Die Dekarbonisierung der europäischen Stromversorgung durch eine Transformation von fossilen zu erneuerbaren Energieträgern schreitet seit Jahren voran und soll im Rahmen des Europäischen Green Deals beschleunigt werden. Minderungsziele für die Treibhausgasemissionen, die bisher frühestens ab 2050 angestrebt wurden, müssen nun bereits deutlich früher erreicht werden.

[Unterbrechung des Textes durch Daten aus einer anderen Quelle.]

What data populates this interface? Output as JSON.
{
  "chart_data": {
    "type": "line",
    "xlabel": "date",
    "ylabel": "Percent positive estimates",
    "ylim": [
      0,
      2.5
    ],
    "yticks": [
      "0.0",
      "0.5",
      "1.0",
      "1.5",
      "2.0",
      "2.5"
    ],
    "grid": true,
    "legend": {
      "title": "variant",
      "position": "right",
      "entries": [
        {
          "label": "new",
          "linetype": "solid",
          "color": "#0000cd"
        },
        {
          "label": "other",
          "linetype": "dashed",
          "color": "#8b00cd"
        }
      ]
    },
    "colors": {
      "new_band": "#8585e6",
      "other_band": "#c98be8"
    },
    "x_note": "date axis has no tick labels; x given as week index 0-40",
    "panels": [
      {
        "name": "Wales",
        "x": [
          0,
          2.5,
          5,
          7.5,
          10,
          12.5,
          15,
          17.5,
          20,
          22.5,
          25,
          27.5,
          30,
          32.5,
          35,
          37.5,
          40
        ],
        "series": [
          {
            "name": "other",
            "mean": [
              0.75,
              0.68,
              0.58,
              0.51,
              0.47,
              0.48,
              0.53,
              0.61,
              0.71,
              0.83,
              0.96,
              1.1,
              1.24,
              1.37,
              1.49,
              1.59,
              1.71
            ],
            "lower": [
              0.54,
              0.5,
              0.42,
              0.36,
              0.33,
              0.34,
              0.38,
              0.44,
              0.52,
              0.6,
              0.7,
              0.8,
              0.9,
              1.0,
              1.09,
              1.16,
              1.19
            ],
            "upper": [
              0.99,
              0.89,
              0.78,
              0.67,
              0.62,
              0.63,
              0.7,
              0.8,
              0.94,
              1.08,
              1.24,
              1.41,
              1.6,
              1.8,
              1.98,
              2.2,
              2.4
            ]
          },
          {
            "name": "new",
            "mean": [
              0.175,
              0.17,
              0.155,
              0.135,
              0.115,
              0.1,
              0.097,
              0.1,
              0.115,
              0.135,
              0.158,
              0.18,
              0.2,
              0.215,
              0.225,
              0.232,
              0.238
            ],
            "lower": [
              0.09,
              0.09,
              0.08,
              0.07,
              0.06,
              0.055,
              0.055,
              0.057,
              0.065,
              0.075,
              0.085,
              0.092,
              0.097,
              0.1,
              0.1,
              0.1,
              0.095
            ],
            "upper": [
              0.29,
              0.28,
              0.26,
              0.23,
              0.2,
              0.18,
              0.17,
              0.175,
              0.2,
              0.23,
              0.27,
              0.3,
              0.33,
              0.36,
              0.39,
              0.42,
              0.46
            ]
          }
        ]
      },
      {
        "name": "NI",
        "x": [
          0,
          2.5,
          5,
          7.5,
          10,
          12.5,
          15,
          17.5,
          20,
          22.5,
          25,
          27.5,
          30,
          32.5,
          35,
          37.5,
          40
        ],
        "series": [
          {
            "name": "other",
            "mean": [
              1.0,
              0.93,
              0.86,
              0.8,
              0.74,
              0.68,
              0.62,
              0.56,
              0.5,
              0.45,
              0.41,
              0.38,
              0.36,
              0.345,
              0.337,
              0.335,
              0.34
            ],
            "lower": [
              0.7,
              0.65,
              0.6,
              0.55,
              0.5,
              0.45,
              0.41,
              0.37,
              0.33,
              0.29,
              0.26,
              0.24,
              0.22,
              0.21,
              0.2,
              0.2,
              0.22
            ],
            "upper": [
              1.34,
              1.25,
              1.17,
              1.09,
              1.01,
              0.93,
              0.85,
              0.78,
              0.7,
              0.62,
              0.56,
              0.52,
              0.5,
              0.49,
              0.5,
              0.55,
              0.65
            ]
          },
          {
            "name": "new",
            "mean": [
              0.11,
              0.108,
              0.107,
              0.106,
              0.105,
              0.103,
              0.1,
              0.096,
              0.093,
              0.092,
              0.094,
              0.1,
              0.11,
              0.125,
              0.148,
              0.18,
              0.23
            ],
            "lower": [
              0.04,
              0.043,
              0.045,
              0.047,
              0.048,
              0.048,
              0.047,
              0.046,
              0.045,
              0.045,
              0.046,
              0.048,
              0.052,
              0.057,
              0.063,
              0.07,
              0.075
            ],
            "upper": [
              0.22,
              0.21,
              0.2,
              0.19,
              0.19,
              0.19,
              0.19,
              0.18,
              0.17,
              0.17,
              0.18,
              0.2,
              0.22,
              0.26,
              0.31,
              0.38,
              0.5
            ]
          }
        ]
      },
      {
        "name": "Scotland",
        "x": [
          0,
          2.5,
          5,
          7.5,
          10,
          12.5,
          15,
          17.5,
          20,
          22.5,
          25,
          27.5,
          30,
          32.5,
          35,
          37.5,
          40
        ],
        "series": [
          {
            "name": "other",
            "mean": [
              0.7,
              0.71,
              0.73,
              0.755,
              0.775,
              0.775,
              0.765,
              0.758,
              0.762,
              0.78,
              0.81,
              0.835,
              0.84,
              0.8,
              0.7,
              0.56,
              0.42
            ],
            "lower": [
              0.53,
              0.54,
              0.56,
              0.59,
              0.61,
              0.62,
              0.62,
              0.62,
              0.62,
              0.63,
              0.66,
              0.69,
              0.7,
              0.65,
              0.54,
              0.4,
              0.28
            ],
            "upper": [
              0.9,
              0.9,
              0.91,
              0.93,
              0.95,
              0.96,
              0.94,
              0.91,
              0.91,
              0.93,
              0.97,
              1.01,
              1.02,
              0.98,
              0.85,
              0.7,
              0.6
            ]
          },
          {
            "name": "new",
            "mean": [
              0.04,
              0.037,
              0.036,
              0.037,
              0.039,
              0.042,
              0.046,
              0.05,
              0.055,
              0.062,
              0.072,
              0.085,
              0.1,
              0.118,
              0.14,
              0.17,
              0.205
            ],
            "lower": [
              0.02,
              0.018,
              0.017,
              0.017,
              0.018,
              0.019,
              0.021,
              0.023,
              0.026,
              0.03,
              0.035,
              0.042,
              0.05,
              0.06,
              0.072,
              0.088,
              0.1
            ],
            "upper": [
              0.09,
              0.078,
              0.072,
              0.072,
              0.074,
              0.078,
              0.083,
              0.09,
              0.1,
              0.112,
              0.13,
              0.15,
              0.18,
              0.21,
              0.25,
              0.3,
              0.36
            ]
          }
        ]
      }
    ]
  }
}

Neben der grundsätzlichen technischen Machbarkeit einer Vollversorgung mit erneuerbaren Energien in der deutschen und europäischen Stromversorgung, die bereits in verschiedenen Studien belegt wurde, geht es nun zunehmend darum, kostengünstige Transformationspfade zu identifizieren, die hohen Nachhaltigkeitsanforderungen gerecht werden und die zunehmende Stromnachfrage, zum Beispiel für Mobilität, Raumwärme und Wasserstoffproduktion, berücksichtigen.
Zu diesem Thema sind nun die Abschlussberichte zu drei im Auftrag des UBA durchgeführten Studien veröffentlicht worden:
Die Studie zur Modellierung von Transformationsszenarien untersucht kostenoptimierte Transformationspfade.
Darauf aufbauend untersucht die Studie zum Strommarkt und zur Förderung erneuerbarer Energien ein passendes Markt- und Förderdesign für die anstehende Transformation.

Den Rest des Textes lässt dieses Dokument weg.